Economic Scale and Exploration Significance
The deposit, estimated to contain 55 billion metric tonnes of ore, is one of the largest ever documented. Based on current iron ore prices, the total value exceeds $5.7 trillion, though researchers emphasise the scientific importance of the discovery over its commercial potential.
The Hamersley Basin, already central to Australia’s position as the world’s leading iron ore exporter, may gain further significance. According to Geoscience Australia, the country supplied over 35% of the world’s iron ore exports in 2022.
The study was funded by a collaborative group that includes the Australian Research Council, BHP, Rio Tinto, Fortescue Metals Group, and the Minerals Research Institute of Western Australia (MRIWA). Infrastructure support was provided through AuScope, a national geoscience network funded by the Australian Government’s National Collaborative Research Infrastructure Strategy.
Outstanding Questions in Regional Ore History
While the younger ore bodies have been firmly dated, earlier phases of mineralisation—believed to have occurred during the Palaeoproterozoic—remain difficult to evaluate. These earlier systems may have been eroded or overprinted by later tectonic events. Their potential contribution to iron enrichment is still under investigation.
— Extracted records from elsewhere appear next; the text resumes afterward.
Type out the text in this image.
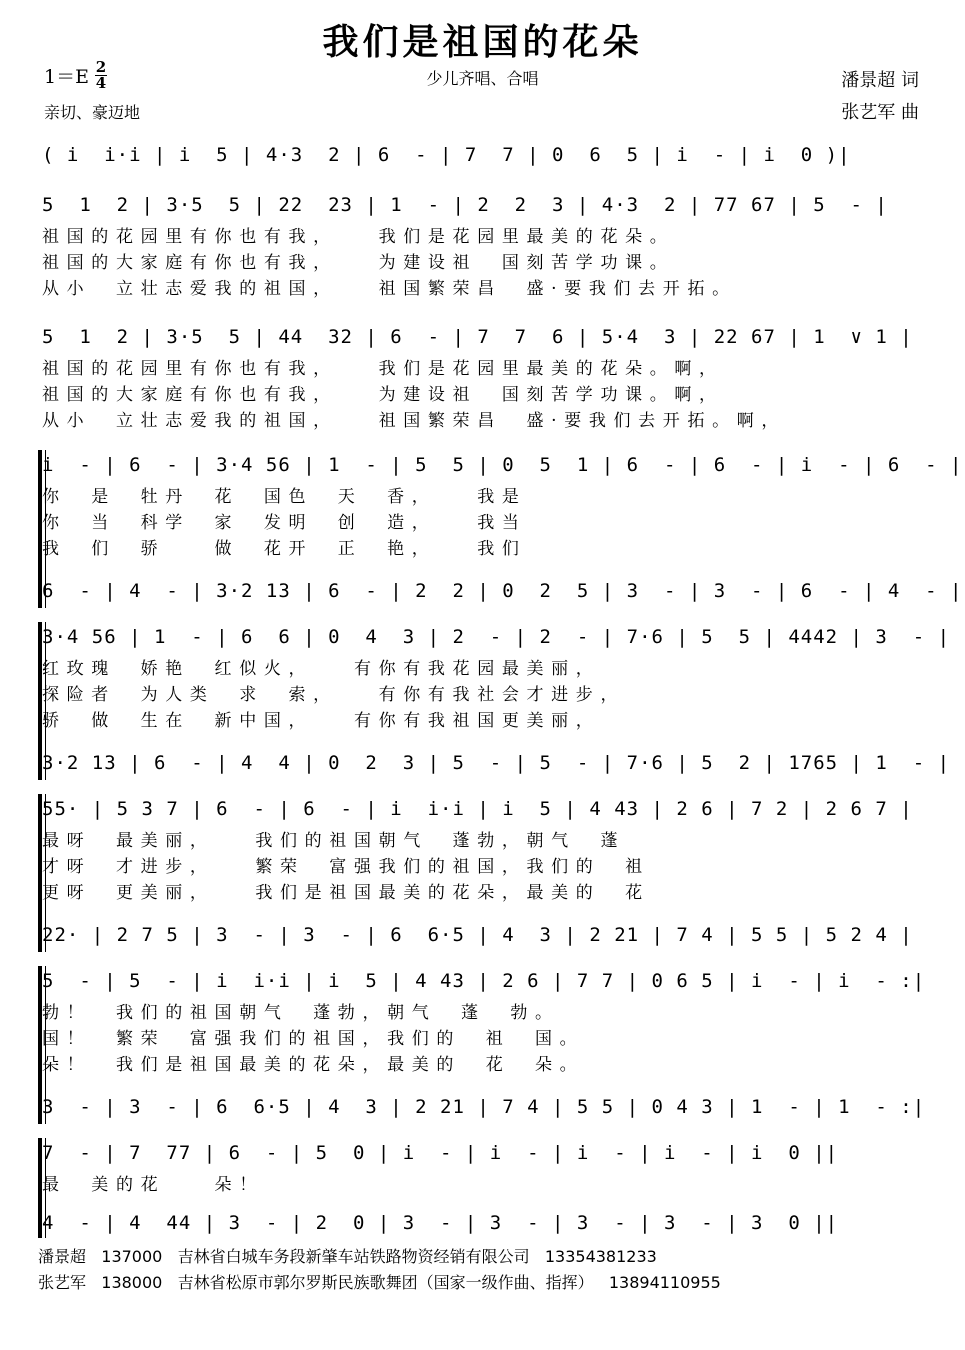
我们是祖国的花朵
$1=E \frac{2}{4}$	少儿齐唱、合唱	潘景超 词
张艺军 曲
亲切、豪迈地
( i  i·i | i  5 | 4·3  2 | 6  - | 7  7 | 0  6  5 | i  - | i  0 )|
5  1  2 | 3·5  5 | 22  23 | 1  - | 2  2  3 | 4·3  2 | 77 67 | 5  - |
祖国的花园里有你也有我，　　我们是花园里最美的花朵。
祖国的大家庭有你也有我，　　为建设祖　国刻苦学功课。
从小　立壮志爱我的祖国，　　祖国繁荣昌　盛·要我们去开拓。
5  1  2 | 3·5  5 | 44  32 | 6  - | 7  7  6 | 5·4  3 | 22 67 | 1  ∨ 1 |
祖国的花园里有你也有我，　　我们是花园里最美的花朵。啊，
祖国的大家庭有你也有我，　　为建设祖　国刻苦学功课。啊，
从小　立壮志爱我的祖国，　　祖国繁荣昌　盛·要我们去开拓。啊，
i  - | 6  - | 3·4 56 | 1  - | 5  5 | 0  5  1 | 6  - | 6  - | i  - | 6  - |
你　是　牡丹　花　国色　天　香，　　我是
你　当　科学　家　发明　创　造，　　我当
我　们　骄　　做　花开　正　艳，　　我们
6  - | 4  - | 3·2 13 | 6  - | 2  2 | 0  2  5 | 3  - | 3  - | 6  - | 4  - |
3·4 56 | 1  - | 6  6 | 0  4  3 | 2  - | 2  - | 7·6 | 5  5 | 4442 | 3  - |
红玫瑰　娇艳　红似火，　　有你有我花园最美丽，
探险者　为人类　求　索，　　有你有我社会才进步，
骄　做　生在　新中国，　　有你有我祖国更美丽，
3·2 13 | 6  - | 4  4 | 0  2  3 | 5  - | 5  - | 7·6 | 5  2 | 1765 | 1  - |
55· | 5 3 7 | 6  - | 6  - | i  i·i | i  5 | 4 43 | 2 6 | 7 2 | 2 6 7 |
最呀　最美丽，　　我们的祖国朝气　蓬勃，朝气　蓬
才呀　才进步，　　繁荣　富强我们的祖国，我们的　祖
更呀　更美丽，　　我们是祖国最美的花朵，最美的　花
22· | 2 7 5 | 3  - | 3  - | 6  6·5 | 4  3 | 2 21 | 7 4 | 5 5 | 5 2 4 |
5  - | 5  - | i  i·i | i  5 | 4 43 | 2 6 | 7 7 | 0 6 5 | i  - | i  - :|
勃！　我们的祖国朝气　蓬勃，朝气　蓬　勃。
国！　繁荣　富强我们的祖国，我们的　祖　国。
朵！　我们是祖国最美的花朵，最美的　花　朵。
3  - | 3  - | 6  6·5 | 4  3 | 2 21 | 7 4 | 5 5 | 0 4 3 | 1  - | 1  - :|
7  - | 7  77 | 6  - | 5  0 | i  - | i  - | i  - | i  - | i  0 ||
最　美的花　　朵！
4  - | 4  44 | 3  - | 2  0 | 3  - | 3  - | 3  - | 3  - | 3  0 ||
潘景超   137000   吉林省白城车务段新肇车站铁路物资经销有限公司   13354381233
张艺军   138000   吉林省松原市郭尔罗斯民族歌舞团（国家一级作曲、指挥）   13894110955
Future research will likely focus on crustal thermal evolution between 1.4 and 1.1 billion years ago, especially the drivers of fluid flow and structural deformation responsible for the upgrading of iron-rich sediments. The techniques used in this study, including high-precision laser ablation ICP-MS methods, may soon be applied to re-examine other large ore provinces with unclear origins.
By refining the geological timeline of one of Earth’s most economically significant regions, the discovery reopens questions about the interplay between deep-time tectonics and modern resource distribution. Further data could extend this revision to other mineral systems shaped by the hidden architecture of ancient continents.